Class DataFrameJoiner


  • public class DataFrameJoiner
    extends AbstractJoiner
    Implements joins between two or more Tables
    • Constructor Detail

      • DataFrameJoiner

        public DataFrameJoiner​(Table table,
                               String... leftJoinColumnNames)
        Constructor.
        Parameters:
        table - The table to join on.
        leftJoinColumnNames - The join column names in that table to be used. These names also serve as the default for the second table, unless other names are explicitly provided.
    • Method Detail

      • type

        public DataFrameJoiner type​(JoinType joinType)
        Sets the type of join, which defaults to INNER if not provided.
        Specified by:
        type in class AbstractJoiner
        Parameters:
        joinType - The type of join to perform (INNER, LEFT_OUTER, RIGHT_OUTER, FULL_OUTER)
        Returns:
        This joiner object.
      • keepAllJoinKeyColumns

        public DataFrameJoiner keepAllJoinKeyColumns​(boolean keep)
        When the argument is true, the join columns of the second (and subsequent) tables are included in the results, even when they're identical in name and data with the first join table. When false, only one set of join columns is retained in the result.

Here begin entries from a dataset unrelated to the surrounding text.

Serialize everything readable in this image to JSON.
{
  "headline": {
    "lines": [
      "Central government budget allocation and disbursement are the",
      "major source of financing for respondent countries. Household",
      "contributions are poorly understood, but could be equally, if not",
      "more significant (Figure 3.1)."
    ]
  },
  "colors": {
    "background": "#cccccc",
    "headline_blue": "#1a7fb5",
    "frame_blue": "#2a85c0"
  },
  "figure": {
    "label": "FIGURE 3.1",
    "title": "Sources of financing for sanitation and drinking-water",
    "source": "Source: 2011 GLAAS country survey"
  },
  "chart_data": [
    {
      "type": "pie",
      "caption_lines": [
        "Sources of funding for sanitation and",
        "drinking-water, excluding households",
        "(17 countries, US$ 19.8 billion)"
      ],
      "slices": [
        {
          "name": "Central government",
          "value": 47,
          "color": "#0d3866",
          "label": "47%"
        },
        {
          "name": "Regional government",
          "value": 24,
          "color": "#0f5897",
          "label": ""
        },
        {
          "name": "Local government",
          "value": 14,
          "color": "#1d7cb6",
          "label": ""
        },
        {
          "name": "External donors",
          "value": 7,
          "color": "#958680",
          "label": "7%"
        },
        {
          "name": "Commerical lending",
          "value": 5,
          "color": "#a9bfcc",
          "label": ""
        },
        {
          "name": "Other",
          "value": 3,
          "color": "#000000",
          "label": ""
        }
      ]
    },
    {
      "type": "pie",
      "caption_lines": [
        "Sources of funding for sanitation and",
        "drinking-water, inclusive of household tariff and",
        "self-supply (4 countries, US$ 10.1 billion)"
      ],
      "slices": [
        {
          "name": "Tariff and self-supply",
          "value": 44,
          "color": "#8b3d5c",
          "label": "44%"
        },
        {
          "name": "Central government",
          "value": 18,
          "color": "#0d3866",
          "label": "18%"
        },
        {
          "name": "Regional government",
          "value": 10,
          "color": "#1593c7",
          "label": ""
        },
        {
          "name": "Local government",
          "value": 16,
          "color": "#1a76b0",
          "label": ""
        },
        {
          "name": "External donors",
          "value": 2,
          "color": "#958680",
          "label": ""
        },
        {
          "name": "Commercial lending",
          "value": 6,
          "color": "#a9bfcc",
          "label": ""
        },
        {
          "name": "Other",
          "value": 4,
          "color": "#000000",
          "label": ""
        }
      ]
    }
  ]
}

        Note that if the second (or any subsequent) table has the same join column names as the first (or any prior) table, the same scheme used for non-join columns is used, and each column with a duplicate name gets a prefix of "Tn." where n is the number of the table in the join.

        If this method is not called, the default is false

        Specified by:
        keepAllJoinKeyColumns in class AbstractJoiner
        Parameters:
        keep - true or false
        Returns:
        this DataFrameJoiner instance
      • allowDuplicateColumnNames

        public DataFrameJoiner allowDuplicateColumnNames​(boolean allow)
        if false the join will fail if any columns other than the join column have the same name; if true the join will succeed and duplicate columns are renamed and included in the results. Specifically, the renamed columns are given a are give a prefix and the prefix used is "Tn." where n is the number of the table in the join. The second table is (T2.column_name), for example.

        See also keepAllJoinKeyColumns(boolean) to determine whether to retain the join columns from the second table

        Specified by:
        allowDuplicateColumnNames in class AbstractJoiner
        Parameters:
        allow - true, if columns with duplicate names are to be retained; false otherwise. Default is false
        Returns:
        this DataFrameJoiner instance
      • rightJoinColumns

        public DataFrameJoiner rightJoinColumns​(String... rightJoinColumnNames)
        The names of the columns to be joined on in the second (right) table. If this method is not called, they default to the names used for the left table.
        Specified by:
        rightJoinColumns in class AbstractJoiner
        Parameters:
        rightJoinColumnNames - The names to be used
        Returns:
        This DataFrameJoiner instance
      • with

        public DataFrameJoiner with​(Table... tables)
        The table or tables to be used on the right side of the join. If more than one table is provided, the join is executed repeatedly, merging the next right table with the prior results
        Specified by:
        with in class AbstractJoiner
        Parameters:
        tables - The table or tables to be used on the right side
        Returns:
        This DataFrameJoiner instance
      • join

        public Table join()
        Performs the actual join and returns the results
        Specified by:
        join in class AbstractJoiner
        Returns:
        The combined table